Doch auch Brücken brauchen Pflege. Die Kennedy Brücke war im Jahr 1993 schon in die Jahre gekommen und bedurfte einer gründlichen Sanierung. Der Verkehr hatte zudem den letzten 16 Jahren auch noch einmal zugelegt und man befürchtete in der Bonner Stadtverwaltung erhebliche Verkehrsstaus durch die Bauarbeiten. Daher bat man das Bundesministerium der Verteidigung (BMVg) um Hilfe. Man fragte an, ob Bundeswehrfähren den Verkehr entlasten könnten.
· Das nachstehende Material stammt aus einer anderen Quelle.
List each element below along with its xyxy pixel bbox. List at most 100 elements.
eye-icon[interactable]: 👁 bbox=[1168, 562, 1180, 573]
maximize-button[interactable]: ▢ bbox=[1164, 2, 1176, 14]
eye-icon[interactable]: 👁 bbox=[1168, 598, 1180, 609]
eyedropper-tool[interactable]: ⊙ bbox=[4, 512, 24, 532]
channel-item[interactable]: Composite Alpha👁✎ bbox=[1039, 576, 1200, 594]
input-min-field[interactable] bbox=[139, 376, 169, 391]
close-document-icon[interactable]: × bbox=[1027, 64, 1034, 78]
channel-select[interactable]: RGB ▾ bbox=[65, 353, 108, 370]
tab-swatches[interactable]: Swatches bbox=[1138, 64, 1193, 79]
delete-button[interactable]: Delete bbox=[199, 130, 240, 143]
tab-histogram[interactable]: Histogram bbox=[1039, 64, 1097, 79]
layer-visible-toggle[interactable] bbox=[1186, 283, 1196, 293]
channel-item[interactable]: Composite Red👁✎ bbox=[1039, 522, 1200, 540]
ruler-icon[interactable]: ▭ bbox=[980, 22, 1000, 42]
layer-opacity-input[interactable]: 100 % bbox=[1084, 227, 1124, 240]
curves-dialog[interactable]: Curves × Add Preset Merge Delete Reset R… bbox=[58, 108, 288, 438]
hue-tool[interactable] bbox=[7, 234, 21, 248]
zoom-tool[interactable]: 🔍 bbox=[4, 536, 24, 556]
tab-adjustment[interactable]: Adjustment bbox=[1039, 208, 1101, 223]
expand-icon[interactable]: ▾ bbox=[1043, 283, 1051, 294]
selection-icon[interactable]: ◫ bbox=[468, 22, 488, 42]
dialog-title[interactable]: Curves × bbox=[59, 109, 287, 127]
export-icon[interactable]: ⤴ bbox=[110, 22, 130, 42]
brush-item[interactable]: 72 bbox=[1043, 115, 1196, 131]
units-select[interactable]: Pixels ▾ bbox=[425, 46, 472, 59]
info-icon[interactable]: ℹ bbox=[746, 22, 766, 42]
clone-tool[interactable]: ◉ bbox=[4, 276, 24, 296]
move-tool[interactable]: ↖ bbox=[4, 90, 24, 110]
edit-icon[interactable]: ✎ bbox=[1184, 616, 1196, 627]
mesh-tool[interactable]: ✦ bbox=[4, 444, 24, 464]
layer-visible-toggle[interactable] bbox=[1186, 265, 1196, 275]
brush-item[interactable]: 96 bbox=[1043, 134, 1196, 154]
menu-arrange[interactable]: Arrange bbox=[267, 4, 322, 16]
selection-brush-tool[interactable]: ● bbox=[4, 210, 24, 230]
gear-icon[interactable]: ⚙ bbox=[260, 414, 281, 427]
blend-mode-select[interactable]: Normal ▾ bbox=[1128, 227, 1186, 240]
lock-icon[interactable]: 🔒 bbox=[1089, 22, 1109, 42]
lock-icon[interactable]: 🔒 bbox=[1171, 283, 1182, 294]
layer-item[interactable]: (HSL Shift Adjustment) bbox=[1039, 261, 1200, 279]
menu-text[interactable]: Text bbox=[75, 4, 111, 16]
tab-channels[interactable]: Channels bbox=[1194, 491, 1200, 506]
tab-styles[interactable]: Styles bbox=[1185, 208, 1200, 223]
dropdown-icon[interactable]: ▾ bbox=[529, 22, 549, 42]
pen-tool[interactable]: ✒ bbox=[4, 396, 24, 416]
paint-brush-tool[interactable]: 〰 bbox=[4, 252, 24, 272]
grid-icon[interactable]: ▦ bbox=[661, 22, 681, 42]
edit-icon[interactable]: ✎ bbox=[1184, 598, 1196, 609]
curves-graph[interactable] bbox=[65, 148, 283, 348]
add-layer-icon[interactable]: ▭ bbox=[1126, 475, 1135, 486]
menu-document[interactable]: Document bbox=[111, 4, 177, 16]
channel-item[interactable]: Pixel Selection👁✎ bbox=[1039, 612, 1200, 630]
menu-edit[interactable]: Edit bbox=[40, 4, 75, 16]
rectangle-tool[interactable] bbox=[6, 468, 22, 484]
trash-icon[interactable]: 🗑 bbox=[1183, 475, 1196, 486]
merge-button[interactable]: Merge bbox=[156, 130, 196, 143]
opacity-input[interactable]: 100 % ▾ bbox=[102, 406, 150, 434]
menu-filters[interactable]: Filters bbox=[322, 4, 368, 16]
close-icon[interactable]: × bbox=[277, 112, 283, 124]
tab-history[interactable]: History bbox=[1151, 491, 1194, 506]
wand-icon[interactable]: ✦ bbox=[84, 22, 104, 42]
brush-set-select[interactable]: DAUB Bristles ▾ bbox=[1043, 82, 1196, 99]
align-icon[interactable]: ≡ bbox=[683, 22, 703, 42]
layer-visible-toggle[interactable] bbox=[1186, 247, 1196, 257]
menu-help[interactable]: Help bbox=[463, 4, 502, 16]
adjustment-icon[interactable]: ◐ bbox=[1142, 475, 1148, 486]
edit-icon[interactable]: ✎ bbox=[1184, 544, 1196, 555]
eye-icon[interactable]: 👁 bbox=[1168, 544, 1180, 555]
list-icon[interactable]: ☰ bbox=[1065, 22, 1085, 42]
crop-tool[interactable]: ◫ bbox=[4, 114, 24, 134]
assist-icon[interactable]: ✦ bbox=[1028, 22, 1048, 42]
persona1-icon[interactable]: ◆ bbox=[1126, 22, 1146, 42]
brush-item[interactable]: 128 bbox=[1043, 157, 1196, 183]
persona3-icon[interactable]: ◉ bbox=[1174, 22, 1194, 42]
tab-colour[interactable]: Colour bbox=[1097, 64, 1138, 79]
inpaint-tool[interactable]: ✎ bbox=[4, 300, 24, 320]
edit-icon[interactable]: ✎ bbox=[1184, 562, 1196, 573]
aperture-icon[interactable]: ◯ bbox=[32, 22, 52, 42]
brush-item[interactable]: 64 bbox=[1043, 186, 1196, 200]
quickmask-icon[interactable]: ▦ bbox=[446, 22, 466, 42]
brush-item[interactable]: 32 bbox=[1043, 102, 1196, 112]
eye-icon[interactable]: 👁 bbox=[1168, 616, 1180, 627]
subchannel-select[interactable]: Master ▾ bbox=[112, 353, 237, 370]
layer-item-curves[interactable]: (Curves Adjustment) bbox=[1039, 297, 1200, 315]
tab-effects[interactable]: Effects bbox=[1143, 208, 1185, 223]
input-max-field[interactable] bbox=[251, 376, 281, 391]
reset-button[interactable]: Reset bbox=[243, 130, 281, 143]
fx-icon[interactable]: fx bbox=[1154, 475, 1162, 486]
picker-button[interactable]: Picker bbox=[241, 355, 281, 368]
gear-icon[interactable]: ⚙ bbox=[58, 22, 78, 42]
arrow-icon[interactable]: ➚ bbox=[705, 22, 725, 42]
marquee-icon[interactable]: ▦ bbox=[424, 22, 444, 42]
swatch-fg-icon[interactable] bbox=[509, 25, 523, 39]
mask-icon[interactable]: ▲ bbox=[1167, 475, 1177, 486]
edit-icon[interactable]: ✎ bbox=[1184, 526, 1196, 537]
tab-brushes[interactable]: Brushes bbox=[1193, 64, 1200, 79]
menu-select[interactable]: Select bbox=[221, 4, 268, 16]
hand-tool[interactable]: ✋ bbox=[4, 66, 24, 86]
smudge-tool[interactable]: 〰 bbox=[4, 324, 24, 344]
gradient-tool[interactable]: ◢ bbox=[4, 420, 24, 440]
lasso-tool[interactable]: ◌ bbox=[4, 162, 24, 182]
Zunächst mussten jedoch einige Dinge geprüft werden. Da die Fähren, die eingesetzt werden sollten, für schwereres militärisches Gerät wie Panzer, LKW und Geländewagen gebaut waren, musste geprüft werden, ob zivile PKW die Fähren befahren können. Dazu wurden die Rampen abgeändert. Weiterhin musste eine Unbedenklichkeitserklärung der IHK eingeholt werden, die bestätigte, dass keinem privaten Unternehmen durch den Einsatz der Bundeswehrfähren Aufträge weggenommen werden. Weiterhin entfernte die Stadt Niederkassel den Wendehammer am Rheinufer der vielen Mondorfern noch als „Motodrom“ oder kurz „Drom“ in Erinnerung sein dürfte.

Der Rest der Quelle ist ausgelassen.